Publikace na Přírodovědecká fakulta, 1. lékařská fakulta |
2019

Tento text není v aktuálním jazyce dostupný. Zobrazuje se verze "en".Abstrakt

Renal hypouricemia (RHUC) is caused by an inherited defect in the main (reabsorptive) renal urate transporters, URAT1 and GLUT9. RHUC is characterized by decreased concentrations of serum uric acid and an increase in its excretion fraction.
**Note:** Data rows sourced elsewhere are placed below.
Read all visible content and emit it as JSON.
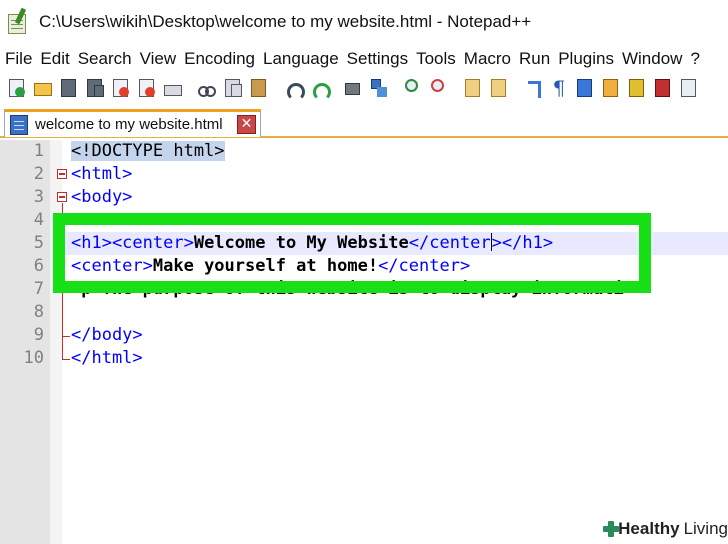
{
  "window": {
    "title": "C:\\Users\\wikih\\Desktop\\welcome to my website.html - Notepad++"
  },
  "menu": [
    "File",
    "Edit",
    "Search",
    "View",
    "Encoding",
    "Language",
    "Settings",
    "Tools",
    "Macro",
    "Run",
    "Plugins",
    "Window",
    "?"
  ],
  "toolbar": {
    "icons": [
      "new-file-icon",
      "open-file-icon",
      "save-icon",
      "save-all-icon",
      "close-icon",
      "close-all-icon",
      "print-icon",
      "cut-icon",
      "copy-icon",
      "paste-icon",
      "undo-icon",
      "redo-icon",
      "find-icon",
      "replace-icon",
      "zoom-in-icon",
      "zoom-out-icon",
      "sync-vertical-icon",
      "sync-horizontal-icon",
      "word-wrap-icon",
      "show-all-chars-icon",
      "indent-guide-icon",
      "language-icon",
      "user-defined-language-icon",
      "document-map-icon",
      "function-list-icon"
    ],
    "pilcrow": "¶"
  },
  "tabs": [
    {
      "label": "welcome to my website.html",
      "active": true,
      "close": "✕"
    }
  ],
  "editor": {
    "line_numbers": [
      "1",
      "2",
      "3",
      "4",
      "5",
      "6",
      "7",
      "8",
      "9",
      "10"
    ],
    "lines": {
      "l1": "<!DOCTYPE html>",
      "l2": "<html>",
      "l3": "<body>",
      "l5_open": "<h1><center>",
      "l5_text": "Welcome to My Website",
      "l5_close1": "</center",
      "l5_close1b": ">",
      "l5_close2": "</h1>",
      "l6_open": "<center>",
      "l6_text": "Make yourself at home!",
      "l6_close": "</center>",
      "l7": "<p>The purpose of this website is to display informati",
      "l9": "</body>",
      "l10": "</html>"
    },
    "highlight_color": "#17e017"
  },
  "watermark": {
    "bold": "Healthy",
    "regular": "Living"
  }
}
Patients suffer from hypouricemia, hyperuricosuria, urolithiasis, and even acute kidney injury. We report the clinical, biochemical, and genetic findings of a pediatric patient with hypouricemia.

Sequencing analysis of the coding region of SLC22A12 and SLC2A9 and a functional study of a novel RHUC1 variant in the Xenopus expression system were performed. The proband showed persistent hypouricemia (67-70 mu mol/L; ref. range 120-360 mu mol/L) and hyperuricosuria (24-34%; ref. range 7.3 +/- 1.3%).

The sequencing analysis identified common non-synonymous allelic variants c.73G > A, c.844G > A, c.1049C > T in the SLC2A9 gene and rare variants c.973C > T, c.1300C > T in the SLC22A12 gene. Functional characterization of the novel RHUC associated c.973C > T (p.

R325W) variant showed significantly decreased urate uptake, an irregular URAT1 signal on the plasma membrane, and reduced cytoplasmic staining. RHUC is an underdiagnosed disorder and unexplained hypouricemia warrants detailed metabolic and genetic investigations.

A greater awareness of URAT1 and GLUT9 deficiency by primary care physicians, nephrologists, and urologists is crucial for identifying the disorder.